Like I had once, with ambition and a lack of refinement.

Their bodies are still trying to figure out the relationship between blade and balance.

A coach stands at center ice calling out drill sequences. The kids respond with varying levels of expertise and zero levels of self-consciousness.

And sitting in the stands, third row up from the glass, is Remi.

She isn't watching us. She's watching them. Her eyes are tracking the ice. I turn to look, she is watching one kid in particular. A girl, maybe eight years old, dark ponytail, a pink jacket, who is attempting a spin that keeps dying two rotations in.

The girl tries again. The spin wobbles.

I smile, turning back to Remi and notice her body mirrors the attempt unconsciously, the slight rotation in her shoulders, the shift of her weight, the muscle memory of a woman whose body spent years doing exactly what that little girl's body is trying to learn.

She looks happy.

Not the cautious happiness of Remi accepting affection. Not the overwhelmed happiness of Remi in bed between two alphas. Something simpler. She is happy because she is watching the thing she loves.

We walk up the tunnel stairs. When she sees us her face shifts into a massive smile.
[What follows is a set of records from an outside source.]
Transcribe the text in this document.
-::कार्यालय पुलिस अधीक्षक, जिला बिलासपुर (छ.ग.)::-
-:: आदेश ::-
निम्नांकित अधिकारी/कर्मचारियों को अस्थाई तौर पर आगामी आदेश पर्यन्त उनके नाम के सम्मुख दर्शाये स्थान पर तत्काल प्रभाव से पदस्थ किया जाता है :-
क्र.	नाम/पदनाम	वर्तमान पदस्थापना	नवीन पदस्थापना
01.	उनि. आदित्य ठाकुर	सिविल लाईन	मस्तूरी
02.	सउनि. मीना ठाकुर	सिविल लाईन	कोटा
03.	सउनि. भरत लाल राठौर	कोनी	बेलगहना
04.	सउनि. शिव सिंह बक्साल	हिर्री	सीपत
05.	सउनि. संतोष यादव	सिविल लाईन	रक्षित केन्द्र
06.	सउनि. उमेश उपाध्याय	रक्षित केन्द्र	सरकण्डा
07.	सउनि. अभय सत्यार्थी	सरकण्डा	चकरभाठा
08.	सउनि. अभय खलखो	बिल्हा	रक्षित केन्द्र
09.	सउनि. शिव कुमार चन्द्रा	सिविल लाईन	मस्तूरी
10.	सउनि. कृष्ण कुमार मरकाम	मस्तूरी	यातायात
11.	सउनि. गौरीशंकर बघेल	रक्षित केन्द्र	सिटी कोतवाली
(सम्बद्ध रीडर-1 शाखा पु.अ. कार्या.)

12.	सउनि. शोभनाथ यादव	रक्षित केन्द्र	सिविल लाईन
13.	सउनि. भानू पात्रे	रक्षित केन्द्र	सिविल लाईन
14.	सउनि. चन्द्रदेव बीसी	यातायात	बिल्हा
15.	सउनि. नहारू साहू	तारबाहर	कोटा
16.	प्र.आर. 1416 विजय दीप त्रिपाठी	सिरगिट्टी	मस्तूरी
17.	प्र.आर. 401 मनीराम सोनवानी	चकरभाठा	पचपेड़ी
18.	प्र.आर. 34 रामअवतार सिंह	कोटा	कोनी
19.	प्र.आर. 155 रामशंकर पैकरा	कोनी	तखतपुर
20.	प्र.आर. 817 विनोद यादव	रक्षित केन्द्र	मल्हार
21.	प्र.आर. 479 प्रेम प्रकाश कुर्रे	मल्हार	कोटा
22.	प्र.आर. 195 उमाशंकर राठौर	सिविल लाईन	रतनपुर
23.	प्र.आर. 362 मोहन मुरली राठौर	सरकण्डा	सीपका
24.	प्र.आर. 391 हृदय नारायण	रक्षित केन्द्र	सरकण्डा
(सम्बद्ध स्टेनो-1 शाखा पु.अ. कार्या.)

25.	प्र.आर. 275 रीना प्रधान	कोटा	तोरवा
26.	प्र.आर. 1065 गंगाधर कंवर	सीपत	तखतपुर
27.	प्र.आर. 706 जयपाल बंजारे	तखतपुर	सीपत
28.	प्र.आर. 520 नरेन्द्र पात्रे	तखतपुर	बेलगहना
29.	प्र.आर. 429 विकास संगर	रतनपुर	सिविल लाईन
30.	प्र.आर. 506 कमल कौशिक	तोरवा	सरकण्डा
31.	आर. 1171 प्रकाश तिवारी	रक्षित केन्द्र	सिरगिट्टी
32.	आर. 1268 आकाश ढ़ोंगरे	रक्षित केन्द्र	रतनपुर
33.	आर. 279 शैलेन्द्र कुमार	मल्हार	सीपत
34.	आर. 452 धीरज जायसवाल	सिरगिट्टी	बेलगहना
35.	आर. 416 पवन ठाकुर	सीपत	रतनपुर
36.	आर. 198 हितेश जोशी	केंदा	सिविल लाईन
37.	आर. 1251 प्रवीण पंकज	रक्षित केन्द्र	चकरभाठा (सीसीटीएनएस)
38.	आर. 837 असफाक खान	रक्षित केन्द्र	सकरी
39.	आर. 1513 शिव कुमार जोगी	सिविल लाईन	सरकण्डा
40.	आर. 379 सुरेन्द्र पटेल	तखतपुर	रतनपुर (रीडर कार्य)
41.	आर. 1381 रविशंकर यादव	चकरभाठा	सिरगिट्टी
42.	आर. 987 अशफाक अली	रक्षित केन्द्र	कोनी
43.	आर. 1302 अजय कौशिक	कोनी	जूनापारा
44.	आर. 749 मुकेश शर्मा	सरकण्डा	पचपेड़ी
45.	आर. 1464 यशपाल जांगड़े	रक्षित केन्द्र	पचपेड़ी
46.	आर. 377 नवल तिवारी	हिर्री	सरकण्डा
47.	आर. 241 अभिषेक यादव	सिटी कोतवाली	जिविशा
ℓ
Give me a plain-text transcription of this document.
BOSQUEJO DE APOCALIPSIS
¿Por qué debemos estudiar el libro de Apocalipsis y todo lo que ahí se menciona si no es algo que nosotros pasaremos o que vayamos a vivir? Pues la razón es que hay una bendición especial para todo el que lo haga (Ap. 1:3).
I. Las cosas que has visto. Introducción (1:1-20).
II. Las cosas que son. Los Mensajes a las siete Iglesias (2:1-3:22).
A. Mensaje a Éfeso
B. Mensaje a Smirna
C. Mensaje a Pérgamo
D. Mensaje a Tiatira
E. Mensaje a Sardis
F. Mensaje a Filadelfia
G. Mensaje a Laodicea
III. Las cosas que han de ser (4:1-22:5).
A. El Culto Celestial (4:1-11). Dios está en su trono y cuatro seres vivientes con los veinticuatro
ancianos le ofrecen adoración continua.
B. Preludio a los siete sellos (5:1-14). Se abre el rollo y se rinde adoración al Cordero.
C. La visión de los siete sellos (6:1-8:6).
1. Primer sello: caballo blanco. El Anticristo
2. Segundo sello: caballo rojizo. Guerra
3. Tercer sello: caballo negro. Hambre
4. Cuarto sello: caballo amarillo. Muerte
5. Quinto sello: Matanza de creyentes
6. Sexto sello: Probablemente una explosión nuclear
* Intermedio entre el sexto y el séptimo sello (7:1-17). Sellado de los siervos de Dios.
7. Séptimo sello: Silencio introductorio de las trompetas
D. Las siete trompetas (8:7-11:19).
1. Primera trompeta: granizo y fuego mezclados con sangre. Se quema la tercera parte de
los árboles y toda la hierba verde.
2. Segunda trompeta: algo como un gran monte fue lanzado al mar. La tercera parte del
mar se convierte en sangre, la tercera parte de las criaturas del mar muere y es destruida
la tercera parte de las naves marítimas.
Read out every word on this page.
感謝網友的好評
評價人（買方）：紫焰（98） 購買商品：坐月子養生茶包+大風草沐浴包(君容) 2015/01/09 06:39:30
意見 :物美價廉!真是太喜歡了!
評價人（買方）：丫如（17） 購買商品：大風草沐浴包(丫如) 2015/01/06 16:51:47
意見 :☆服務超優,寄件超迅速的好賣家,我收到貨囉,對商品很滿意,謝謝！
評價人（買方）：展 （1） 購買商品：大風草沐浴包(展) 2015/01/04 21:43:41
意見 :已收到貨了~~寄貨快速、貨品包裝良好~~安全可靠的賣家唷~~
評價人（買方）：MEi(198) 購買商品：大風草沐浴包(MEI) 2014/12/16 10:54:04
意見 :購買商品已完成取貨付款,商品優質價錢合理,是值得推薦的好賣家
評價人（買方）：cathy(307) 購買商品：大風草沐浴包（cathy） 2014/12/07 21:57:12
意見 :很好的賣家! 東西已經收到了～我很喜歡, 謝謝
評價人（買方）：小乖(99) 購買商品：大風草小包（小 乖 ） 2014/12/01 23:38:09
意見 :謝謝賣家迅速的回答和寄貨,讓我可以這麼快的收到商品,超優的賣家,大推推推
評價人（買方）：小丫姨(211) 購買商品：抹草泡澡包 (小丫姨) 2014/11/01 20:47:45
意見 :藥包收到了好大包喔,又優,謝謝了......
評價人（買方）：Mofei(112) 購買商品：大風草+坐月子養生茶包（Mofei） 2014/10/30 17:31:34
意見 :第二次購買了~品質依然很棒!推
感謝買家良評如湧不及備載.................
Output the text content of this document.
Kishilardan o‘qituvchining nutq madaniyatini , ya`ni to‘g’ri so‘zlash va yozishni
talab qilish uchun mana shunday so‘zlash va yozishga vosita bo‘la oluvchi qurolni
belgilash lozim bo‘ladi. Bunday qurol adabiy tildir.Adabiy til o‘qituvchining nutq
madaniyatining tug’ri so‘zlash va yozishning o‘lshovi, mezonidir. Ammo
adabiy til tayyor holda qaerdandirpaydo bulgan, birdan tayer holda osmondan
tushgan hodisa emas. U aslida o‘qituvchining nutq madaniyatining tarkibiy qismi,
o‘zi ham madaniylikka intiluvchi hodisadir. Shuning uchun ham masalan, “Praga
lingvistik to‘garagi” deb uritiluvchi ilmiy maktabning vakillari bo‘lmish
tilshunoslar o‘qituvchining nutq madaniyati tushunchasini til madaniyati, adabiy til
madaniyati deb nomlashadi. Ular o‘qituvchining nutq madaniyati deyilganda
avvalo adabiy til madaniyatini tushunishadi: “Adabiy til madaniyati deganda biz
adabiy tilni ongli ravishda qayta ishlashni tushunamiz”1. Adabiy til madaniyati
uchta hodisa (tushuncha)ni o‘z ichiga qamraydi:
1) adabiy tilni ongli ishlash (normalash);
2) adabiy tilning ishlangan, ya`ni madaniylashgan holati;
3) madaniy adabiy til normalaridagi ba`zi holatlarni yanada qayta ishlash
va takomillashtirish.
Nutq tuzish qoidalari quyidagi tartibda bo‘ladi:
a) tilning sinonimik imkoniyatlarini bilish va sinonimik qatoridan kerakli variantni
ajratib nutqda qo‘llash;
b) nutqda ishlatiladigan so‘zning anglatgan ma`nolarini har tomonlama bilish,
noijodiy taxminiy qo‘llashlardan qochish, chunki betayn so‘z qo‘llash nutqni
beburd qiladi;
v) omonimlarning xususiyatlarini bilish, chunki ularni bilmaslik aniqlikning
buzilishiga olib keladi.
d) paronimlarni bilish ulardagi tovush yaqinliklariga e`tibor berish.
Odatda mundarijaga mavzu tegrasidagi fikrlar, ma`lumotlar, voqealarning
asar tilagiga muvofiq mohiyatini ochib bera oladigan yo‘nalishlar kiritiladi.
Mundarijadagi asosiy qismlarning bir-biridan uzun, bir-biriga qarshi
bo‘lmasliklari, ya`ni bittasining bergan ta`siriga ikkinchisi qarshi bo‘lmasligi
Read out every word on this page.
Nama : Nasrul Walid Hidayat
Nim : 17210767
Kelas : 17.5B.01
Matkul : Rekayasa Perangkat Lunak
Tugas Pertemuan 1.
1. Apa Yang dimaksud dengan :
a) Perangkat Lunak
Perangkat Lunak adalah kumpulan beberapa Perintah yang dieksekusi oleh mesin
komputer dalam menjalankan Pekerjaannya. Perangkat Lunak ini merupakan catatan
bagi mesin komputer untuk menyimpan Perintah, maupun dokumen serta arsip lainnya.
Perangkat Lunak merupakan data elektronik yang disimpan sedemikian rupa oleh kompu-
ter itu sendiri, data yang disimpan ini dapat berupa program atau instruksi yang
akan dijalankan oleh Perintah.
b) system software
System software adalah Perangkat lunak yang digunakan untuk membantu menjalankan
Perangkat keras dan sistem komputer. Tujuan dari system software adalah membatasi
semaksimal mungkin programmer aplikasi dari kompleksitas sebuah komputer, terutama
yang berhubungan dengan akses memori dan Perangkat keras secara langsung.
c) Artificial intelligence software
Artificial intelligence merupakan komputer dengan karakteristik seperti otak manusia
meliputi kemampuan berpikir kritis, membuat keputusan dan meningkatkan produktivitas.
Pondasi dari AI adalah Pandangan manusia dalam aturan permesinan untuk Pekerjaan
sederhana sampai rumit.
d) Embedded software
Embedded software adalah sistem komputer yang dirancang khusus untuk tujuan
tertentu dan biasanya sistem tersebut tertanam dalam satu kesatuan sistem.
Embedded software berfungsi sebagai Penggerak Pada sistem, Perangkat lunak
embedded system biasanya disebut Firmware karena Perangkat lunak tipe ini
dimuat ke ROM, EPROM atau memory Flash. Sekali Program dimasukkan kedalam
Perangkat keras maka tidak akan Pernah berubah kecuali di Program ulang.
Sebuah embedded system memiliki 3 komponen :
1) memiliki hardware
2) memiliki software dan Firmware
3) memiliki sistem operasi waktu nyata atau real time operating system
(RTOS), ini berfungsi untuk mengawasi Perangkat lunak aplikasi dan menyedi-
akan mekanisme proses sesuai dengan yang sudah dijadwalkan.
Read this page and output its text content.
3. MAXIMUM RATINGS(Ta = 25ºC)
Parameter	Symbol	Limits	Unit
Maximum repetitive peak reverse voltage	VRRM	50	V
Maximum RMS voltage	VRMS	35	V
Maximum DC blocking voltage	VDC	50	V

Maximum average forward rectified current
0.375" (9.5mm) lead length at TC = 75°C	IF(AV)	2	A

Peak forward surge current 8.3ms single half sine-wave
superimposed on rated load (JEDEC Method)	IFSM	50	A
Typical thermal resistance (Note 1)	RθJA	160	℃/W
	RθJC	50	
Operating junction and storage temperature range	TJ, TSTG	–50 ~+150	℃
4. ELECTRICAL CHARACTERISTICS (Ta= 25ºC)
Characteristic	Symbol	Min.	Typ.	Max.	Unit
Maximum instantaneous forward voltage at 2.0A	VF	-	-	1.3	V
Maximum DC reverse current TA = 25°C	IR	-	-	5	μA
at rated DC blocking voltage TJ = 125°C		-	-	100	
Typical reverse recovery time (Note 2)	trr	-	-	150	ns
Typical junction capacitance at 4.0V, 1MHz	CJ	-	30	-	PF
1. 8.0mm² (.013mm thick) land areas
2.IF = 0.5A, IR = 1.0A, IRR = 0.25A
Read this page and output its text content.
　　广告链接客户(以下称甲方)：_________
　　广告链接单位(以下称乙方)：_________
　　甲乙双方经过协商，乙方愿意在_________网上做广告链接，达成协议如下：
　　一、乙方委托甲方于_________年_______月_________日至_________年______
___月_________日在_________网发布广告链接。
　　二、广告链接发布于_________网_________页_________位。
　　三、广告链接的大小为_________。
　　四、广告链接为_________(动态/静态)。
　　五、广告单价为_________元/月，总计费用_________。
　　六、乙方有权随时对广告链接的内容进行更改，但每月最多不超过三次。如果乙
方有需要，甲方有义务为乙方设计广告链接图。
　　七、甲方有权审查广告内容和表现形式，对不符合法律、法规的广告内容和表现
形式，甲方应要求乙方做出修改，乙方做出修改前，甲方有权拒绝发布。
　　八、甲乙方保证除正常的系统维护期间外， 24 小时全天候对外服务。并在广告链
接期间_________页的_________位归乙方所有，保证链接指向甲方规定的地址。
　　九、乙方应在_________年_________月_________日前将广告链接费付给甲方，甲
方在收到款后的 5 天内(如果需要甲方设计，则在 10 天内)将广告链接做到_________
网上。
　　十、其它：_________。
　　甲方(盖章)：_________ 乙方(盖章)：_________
"How was practice?" she asks.

"We found out we're playing Seattle Strike in the semis," I say.

"I know. Marilyn texted me." She pauses. "They're fast."

"You watched the film?"

"Marilyn sent clips." She shrugs. "I like hockey now. Apparently."

Crew sits down beside her. Presses his mouth to her temple. She leans into him.

"You've been watching the skaters," Crew says.

"They come every day during your rest period." She nods toward the girl in the pink jacket, who is attempting the spin again. Still dying at two rotations. "She's dropping her right shoulder. That's why the rotation stalls."

Crew looks at me. I look at Crew. Neither of us says anything, but the look contains everything.

Remi stands up. Brushes off her jeans. Adjusts the strap of her bag over her shoulder.

"Knox is coming for dinner tonight," she says.

I groan.

Crew smiles.

"He offered to bring wine," she adds, watching me, and waiting for the reaction she knows is coming.

"Knox doesn't drink wine," I say. "Knox drinks bourbon, neat, because Knox has to make even his beverage choices feel like a power statement."

"He's bringing wine." She grins.

"He's going to sit in my kitchen and drink wine and look at me and wonder how to get rid of me."

"You're being dramatic," Remi says.

"What time is he coming?" Crew asks.

"Seven o'clock," she says. "And be nice."

"I'm always nice."

Crew smiles wider.

I look at the ice. The girl in the pink jacket tries the spin again. Three rotations this time. She wobbles on the landing but she stays up, and the coach claps once, and the girl's face breaks into the joy of someone who has just done a thing she didn't know she could do.

"She dropped the shoulder again," Remi says, watching. "But she committed. That's the important part."

But all I’m thinking is that Knox is coming for dinner. My brother. In my apartment. At my table. With my pack.

Our pack.

I groan again, quieter this time, and follow her out.